>-----Original Message-----
>From: Jeff Chan [mailto:jeffc@surbl.org]
>Sent: Saturday, August 14, 2004 2:24 AM
>To: SURBL Discussion list
>Subject: Re: [SURBL-Discuss] RE: (1) Another Possible FP, and
>(2) header
>p arsing issues
>
>
>On Friday, August 13, 2004, 10:33:22 PM, Bill Landry wrote:
>> From: Rik van Riel
>
>>> Once I have a working script to extract URLs from a spamtrap
>>> feed, I'll make it available as free software. Possibly even
>>> bundled with Spamikaze ;)
>
>> Here is a script I run against my spamtrap mailboxes to
>output a list of
>> domain names:
>
>> egrep -i "http|www" main.mbx | cut -d ":" -f2 | cut -b 3- |
>cut -d "/" -f1 |
>> sed "s/=2E/\./g" | grep "\..*\." | egrep -v "
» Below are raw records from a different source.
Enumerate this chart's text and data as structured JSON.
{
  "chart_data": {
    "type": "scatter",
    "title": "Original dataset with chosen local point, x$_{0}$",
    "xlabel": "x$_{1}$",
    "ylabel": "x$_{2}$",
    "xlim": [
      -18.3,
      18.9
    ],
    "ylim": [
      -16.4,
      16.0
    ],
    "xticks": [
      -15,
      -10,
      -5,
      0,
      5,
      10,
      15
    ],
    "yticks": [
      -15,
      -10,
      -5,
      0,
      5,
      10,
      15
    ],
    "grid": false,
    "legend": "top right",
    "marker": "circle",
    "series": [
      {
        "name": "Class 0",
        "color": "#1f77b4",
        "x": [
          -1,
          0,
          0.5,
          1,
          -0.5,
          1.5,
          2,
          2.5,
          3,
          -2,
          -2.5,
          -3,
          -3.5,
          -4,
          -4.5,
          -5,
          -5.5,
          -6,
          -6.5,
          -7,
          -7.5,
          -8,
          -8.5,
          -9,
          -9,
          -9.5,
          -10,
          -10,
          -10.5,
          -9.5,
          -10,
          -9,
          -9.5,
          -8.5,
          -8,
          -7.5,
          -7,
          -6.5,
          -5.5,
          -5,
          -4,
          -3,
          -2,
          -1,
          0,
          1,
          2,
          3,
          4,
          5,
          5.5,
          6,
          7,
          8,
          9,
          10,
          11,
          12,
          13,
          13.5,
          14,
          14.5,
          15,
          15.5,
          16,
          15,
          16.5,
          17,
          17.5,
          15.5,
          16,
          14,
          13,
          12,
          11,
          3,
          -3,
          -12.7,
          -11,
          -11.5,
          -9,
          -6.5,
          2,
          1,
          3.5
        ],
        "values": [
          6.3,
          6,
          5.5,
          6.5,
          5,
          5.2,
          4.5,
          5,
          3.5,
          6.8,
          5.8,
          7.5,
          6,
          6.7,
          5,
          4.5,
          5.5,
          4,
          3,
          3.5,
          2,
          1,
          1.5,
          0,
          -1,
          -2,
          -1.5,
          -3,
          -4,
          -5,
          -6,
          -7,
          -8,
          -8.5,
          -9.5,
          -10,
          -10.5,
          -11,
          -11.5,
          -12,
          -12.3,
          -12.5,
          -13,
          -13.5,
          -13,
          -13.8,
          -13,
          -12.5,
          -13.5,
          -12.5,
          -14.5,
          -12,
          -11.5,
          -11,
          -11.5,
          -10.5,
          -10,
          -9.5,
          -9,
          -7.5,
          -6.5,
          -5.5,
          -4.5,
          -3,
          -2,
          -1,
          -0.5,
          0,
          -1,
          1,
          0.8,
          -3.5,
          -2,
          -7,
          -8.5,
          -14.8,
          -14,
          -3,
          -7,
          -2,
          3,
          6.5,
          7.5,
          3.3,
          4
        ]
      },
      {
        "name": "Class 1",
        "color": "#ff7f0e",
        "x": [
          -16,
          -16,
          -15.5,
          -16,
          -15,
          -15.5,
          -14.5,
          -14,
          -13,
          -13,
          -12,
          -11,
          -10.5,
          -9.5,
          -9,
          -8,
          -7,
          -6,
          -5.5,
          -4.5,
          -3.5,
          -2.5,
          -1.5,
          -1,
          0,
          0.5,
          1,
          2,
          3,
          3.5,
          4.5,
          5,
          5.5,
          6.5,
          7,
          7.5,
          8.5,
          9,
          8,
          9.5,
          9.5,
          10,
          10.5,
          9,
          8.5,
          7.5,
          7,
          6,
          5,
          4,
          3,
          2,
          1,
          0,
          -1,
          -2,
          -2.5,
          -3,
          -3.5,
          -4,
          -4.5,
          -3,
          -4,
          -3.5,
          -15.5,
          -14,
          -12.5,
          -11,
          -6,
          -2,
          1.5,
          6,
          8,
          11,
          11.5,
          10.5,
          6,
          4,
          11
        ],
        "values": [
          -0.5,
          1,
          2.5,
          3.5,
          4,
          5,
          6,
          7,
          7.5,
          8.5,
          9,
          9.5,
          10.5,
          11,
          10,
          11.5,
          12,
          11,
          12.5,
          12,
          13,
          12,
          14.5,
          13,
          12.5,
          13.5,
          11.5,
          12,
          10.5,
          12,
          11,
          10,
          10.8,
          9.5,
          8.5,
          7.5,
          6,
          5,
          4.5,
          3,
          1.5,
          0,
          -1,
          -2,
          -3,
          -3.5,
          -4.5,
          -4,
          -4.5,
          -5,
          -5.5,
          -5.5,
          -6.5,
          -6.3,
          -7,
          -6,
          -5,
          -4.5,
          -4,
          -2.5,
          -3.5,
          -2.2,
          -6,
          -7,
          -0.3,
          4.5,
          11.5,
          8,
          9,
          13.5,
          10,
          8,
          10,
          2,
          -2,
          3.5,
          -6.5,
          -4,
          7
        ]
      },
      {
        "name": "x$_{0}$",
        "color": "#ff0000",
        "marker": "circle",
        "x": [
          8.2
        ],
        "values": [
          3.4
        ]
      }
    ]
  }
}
>|>|=|@|\..*\..*\." | cut -d
>> "." -f2-3 | tr -d "<" | usort | uniq
>
>> Depending on your mailbox format, it may work for you as well.
>
>Which will work on some plaintext URIs, but SpamAssassin and
>others have code to "render" messages from MIME, multipart
>messages, etc. that are not plaintext, in addition to a bunch of
>other deobfuscation code. Since spammers sometimes try to make
>their messages harder for programs to read, the programs tend to
>become more complex and capable.
>
>Jeff C.
While I'm all for automation, but please be extremely careful. Take it from
someone who knows, harvesting domains from scripts will lead to headaches.
Like Jeff said, there is other encoding to deal with. URL poison. links that
don't have http or www in them. ("Paste this into your browser......", btw
SARE is working on that now.)
I'm thinking the best way would be to take the actual SURBL code, and use it
to rip out domains. But the SA code to unencode the email would be needed as
well. Putting this in the email pipe would be best.
If spam
if not found in SURBL
run SURBL extract + append to file
:)
--Chris